CPO is important especially in this market as new-vehicle sales continue to moderately decline. Market trends such as rising interest rates, credit tightening and talks about tariffs have put affordability front and center. As a result, consumers who may have purchased a new vehicle years ago are now pushed into the used-vehicle market, and CPO offers them a compelling value proposition. The good news is that off-lease volumes are still very high and are fueling the used-vehicle inventory.

In 2002, during the last peak in off-lease volumes, CPO sales were only 38% of all off-lease vehicles. In 2015, CPO sales and off-lease volumes were basically identical. In 2018, that number had reached 70%.
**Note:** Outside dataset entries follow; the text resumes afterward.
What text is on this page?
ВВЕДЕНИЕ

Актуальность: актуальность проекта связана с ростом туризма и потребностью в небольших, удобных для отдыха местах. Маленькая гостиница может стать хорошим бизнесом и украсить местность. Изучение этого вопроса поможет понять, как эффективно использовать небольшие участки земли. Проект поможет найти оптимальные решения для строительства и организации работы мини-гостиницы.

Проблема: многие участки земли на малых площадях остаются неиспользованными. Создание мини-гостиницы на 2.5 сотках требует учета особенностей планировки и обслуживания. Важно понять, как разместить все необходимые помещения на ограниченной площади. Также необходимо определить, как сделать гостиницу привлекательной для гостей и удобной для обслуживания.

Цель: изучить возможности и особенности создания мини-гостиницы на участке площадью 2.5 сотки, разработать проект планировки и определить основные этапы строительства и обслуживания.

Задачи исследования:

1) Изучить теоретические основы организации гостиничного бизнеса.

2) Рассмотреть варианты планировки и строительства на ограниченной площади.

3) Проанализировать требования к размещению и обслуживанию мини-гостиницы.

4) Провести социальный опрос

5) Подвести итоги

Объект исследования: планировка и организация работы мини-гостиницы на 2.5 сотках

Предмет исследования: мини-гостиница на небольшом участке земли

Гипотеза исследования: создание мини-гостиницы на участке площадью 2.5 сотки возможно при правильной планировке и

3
Last year CPO sales grew by 2% over 2017 to 3.8 million units – making 2018 the eighth consecutive year of growth in CPO. And we anticipate 2019 will be another record year. Why? Because more than 4 million leases will reach maturity this year, providing the market with ample supply to fuel additional growth.

However, manufacturers’ attitudes toward CPO have changed and diverged. Some automakers have ramped up CPO programs while others have backed away from pushing them, as some have shifting incentive and marketing investments.

When we look closer at CPO sales, three automakers account for nearly half of the market – Toyota, GM and Honda. And while Toyota leads, capturing 16% of sales with its Toyota and Lexus CPO units, GM is very close behind with nearly 15% share, followed by Honda, with its Honda and Acura CPO units totaling 12%.

END-OF-TERM GAINS

Lease remarketers are well-accustomed to cyclical swings in their portfolio performance. They went from large losses on end-of-term units in 2008 to record gains on units sold in 2011. Strong equity positions enabled lessors and dealers to strategically use pull-ahead lease programs to stimulate new sales, retain customer loyalty and enhance customer satisfaction.

Swings between gains and losses are also amplified by the fact that lease return rates rise when equity positions are more negative. The lease return rate, which is the share of off-lease units not bought by either the lessee or grounding dealer, is inversely correlated to used-vehicle values. When wholesale prices were at their lowest in 2008, lease return rates were often well above 80%. As wholesale values reached new highs in 2011 and 2012, returns rates fell well below 50%. With stronger-than-average wholesale prices in 2018, the industry saw improving equity position on lease maturities.